Lipopolysaccharide rapidly modifies adenosine receptor transcripts in murine and human macrophages: role of NF-κB in A2A adenosine receptor induction

The A2A adenosine receptor (A2AAR) mediates anti-inflammatory actions of adenosine in a variety of cell types. LPS (lipopolysaccharide) was reported to induce a small (<2-fold) increase in the expression of A2AAR mRNA in human monocytes and monocytic cell lines. We investigated the effects of LPS on the expression of adenosine receptor mRNAs in primary mouse IPMΦ (intraperitoneal macrophages), human macrophages and Wehi-3 cells. Treatment with 10 ng/ml LPS for 4 h produced a >100-fold increase in A2AAR mRNA. LPS-induced increases in mRNA for A2AAR and TNFα (tumour necrosis factor α) are reduced by 90% in IPMΦ pretreated with the NF-κB (nuclear factor κB) inhibitor, BAY 11-7082 {(E)3-[(4-methylphenyl)sulphonyl]-2-propenenitrile; 10 μM}. In Wehi-3 cells exposed to LPS, A2AAR and A2BAR transcripts are elevated by 290- and 10-fold respectively, the A1AR transcript is unchanged and the A3AR transcript is decreased by 67%. The induction of A2AAR mRNA by LPS is detectable after 1 h, reaches a peak at 6 h at 600 times control and remains elevated beyond 24 h.
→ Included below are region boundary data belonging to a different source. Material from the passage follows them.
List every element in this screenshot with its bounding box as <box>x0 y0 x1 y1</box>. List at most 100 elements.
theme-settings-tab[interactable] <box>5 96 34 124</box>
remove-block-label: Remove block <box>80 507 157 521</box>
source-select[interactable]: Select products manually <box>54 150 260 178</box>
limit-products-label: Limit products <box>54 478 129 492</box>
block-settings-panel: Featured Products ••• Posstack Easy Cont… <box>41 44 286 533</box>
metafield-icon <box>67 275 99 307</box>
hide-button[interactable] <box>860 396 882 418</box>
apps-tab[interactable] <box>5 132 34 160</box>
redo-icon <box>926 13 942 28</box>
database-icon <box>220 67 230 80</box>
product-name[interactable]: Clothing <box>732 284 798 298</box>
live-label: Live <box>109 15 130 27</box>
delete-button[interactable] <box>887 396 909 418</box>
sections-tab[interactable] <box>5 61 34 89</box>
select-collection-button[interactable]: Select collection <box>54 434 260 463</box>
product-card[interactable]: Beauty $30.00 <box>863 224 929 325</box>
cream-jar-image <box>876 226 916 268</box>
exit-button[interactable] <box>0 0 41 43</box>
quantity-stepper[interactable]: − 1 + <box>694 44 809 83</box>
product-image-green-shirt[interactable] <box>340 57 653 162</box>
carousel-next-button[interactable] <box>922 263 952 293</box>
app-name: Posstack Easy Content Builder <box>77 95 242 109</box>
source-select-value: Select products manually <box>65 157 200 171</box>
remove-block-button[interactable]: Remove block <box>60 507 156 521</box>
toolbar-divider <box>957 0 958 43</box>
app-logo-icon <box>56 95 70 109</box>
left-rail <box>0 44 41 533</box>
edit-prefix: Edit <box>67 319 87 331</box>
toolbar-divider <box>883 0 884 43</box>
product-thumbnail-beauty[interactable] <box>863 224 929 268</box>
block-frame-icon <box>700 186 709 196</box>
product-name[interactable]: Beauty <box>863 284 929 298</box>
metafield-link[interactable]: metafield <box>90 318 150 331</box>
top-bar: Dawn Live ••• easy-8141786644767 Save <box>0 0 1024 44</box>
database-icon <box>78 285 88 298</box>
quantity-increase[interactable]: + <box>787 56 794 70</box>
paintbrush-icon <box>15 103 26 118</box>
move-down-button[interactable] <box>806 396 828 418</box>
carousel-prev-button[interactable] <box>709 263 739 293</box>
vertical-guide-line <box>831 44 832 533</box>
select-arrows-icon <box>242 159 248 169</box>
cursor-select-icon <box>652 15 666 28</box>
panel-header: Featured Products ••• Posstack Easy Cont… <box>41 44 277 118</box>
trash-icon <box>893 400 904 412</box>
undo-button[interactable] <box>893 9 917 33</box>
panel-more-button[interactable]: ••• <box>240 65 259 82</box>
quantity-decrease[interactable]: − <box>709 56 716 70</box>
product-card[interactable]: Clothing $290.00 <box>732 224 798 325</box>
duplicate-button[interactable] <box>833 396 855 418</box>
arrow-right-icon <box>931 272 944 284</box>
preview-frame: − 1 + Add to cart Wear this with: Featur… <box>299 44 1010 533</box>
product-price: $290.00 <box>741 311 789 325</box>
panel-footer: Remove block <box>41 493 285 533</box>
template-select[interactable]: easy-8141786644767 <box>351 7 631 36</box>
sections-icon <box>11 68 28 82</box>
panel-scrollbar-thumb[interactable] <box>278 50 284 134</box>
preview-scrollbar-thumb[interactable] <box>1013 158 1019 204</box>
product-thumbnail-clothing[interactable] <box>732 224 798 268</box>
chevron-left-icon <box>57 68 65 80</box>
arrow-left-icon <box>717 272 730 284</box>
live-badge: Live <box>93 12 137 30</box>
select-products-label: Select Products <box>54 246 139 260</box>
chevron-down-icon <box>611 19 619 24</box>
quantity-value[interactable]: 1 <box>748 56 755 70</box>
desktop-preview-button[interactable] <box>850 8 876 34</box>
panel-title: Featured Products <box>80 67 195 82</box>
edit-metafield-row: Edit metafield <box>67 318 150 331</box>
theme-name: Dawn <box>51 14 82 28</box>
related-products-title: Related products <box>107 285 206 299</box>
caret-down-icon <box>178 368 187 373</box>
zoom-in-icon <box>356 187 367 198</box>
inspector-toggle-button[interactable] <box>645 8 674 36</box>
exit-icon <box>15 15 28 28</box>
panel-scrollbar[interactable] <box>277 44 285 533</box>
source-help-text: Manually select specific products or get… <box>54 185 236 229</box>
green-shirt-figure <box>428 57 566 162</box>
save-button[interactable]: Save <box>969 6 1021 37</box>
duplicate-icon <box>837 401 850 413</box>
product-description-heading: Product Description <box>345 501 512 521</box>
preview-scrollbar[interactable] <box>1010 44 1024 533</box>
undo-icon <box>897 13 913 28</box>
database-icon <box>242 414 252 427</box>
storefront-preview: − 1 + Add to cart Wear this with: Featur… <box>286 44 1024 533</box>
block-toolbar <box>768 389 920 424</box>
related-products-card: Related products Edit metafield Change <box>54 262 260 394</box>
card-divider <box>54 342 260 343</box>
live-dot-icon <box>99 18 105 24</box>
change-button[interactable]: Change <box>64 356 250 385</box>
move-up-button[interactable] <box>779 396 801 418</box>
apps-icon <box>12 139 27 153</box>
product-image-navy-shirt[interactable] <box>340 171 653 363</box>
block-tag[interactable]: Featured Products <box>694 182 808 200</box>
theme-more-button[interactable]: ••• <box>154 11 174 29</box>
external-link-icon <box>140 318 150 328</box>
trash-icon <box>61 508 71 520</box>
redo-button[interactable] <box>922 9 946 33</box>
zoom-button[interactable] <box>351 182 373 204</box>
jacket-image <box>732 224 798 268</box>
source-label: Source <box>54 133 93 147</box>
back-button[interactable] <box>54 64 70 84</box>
The ED50 (effective dose) of LPS is 2.3 ng/ml. A2AAR receptor number, measured by 125I-ZM241385 binding to whole cells, is undetectable in naïve cells and increases linearly at a rate of 23 receptors·cell−1·min−1 to a Bmax of 348 fmol/mg (28000 receptors/cell) in 20 h. The increase in receptor number is correlated with an increase in the potency of an A2A agonist (4-{3-[6-amino-9-(5-ethylcarbamoyl-3,4-dihydroxy-tetrahydro-furan-2-yl)-9H-purin-2-yl]-prop-2-ynyl}-cyclohexanecarboxylic acid methyl ester; referred to as ATL146e) to stimulate cAMP in these cells. After LPS pretreatment, the potency of the A2A agonist, ATL146e, to reduce TNFα release from IPMΦ was increased by 200-fold. The results support the hypothesis that regulation of adenosine receptor expression, especially up-regulation of the A2AAR, is part of a delayed feedback mechanism initiated through NF-κB to terminate the activation of human and mouse macrophages.